Les pays occidentaux – appelons les choses par leur nom – ont monopolisé le Conseil à des fins opportunistes et préparent des plans pour le mettre en place au détriment des intérêts russes. Des problèmes extrarégionaux sont projetés sur la Baltique, des pressions sont exercées sur ceux qui souhaitent poursuivre une coopération à part entière, l’ensemble du travail accompli ces dernières années et la stabilité de la région sont mis en danger. Une session ministérielle du Conseil est prévue le 25 mai 2022 à Kristiansand, en Norvège, sans participation russe. En fait, notre contribution au budget de la CBSS a été volée – en référence aux sanctions, ils ne vont pas la rendre.
Dans ces conditions, il n’y a aucune chance de rétablir un travail normal au Conseil, qui s’enlise de plus en plus dans la russophobie et le mensonge. Nous pensons que la présence continue de notre pays au sein du SMM est inappropriée et contre-productive. La Russie ne participera pas à la transformation de l’organisation en une autre plateforme de subversion et de « narcissisme occidental ».
En réponse à ces actions hostiles, le ministre des Affaires étrangères de la Fédération de Russie, Sergey Lavrov, a envoyé un message aux ministres des pays membres du CEMB, au Haut Représentant de l’UE pour les affaires étrangères et la politique de sécurité et au Secrétariat du Conseil à Stockholm pour leur notifier son retrait de l’organisation.
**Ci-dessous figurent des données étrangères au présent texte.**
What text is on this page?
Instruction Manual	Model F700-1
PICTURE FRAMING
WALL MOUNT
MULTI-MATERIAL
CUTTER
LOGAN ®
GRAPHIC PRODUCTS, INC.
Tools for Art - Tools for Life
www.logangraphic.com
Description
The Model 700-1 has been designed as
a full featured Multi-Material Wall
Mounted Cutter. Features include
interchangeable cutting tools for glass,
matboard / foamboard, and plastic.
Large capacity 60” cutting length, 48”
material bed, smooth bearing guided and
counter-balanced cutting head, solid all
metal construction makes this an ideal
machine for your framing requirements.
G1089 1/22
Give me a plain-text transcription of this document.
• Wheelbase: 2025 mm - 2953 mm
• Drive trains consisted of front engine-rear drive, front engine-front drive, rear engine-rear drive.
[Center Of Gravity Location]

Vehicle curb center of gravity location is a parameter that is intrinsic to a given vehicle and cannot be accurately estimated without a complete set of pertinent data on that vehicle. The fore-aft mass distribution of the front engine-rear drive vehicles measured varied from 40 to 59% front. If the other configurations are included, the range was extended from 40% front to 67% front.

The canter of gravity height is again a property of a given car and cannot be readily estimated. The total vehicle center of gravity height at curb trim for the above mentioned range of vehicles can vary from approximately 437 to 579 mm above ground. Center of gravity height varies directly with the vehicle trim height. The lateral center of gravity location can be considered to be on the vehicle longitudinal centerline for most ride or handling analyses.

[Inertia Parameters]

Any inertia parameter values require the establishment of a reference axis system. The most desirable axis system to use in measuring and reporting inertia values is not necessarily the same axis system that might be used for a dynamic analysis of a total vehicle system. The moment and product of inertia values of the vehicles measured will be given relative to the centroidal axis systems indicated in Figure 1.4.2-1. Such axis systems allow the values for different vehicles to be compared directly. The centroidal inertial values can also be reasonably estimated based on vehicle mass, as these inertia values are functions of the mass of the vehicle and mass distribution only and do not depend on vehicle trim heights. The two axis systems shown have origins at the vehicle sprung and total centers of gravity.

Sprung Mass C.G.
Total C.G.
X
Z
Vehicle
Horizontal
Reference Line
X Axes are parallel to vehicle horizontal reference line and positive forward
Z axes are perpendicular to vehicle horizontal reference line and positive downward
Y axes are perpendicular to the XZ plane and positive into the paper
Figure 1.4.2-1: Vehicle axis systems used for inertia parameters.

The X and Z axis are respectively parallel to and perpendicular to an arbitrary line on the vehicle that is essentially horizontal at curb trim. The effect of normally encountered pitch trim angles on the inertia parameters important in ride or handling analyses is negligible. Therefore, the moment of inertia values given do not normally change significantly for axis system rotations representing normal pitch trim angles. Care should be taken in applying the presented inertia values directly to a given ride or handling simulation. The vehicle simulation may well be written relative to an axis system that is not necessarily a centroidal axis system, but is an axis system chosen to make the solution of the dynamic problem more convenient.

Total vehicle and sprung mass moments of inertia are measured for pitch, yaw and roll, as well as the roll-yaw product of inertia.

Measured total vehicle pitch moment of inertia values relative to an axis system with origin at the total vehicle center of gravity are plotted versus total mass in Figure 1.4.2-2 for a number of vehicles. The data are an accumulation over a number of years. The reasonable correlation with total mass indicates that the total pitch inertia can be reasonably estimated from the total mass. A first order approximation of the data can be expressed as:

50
Dans le même temps, l’Assemblée fédérale de la Fédération de Russie a décidé de se retirer de la Conférence parlementaire de la mer Baltique.
La fin de l’adhésion au CBSS n’affectera pas la présence de la Russie dans la région. Les tentatives de pousser notre pays hors de la Baltique sont vouées à l’échec. Nous continuerons à travailler avec des partenaires responsables, à organiser des événements sur les questions clés du développement de la région de la mer Baltique – notre patrimoine commun, la protection des intérêts de nos compatriotes.
La situation actuelle au sein de la CBSS est sur la conscience de ceux qui ont détruit les fondements de cette organisation.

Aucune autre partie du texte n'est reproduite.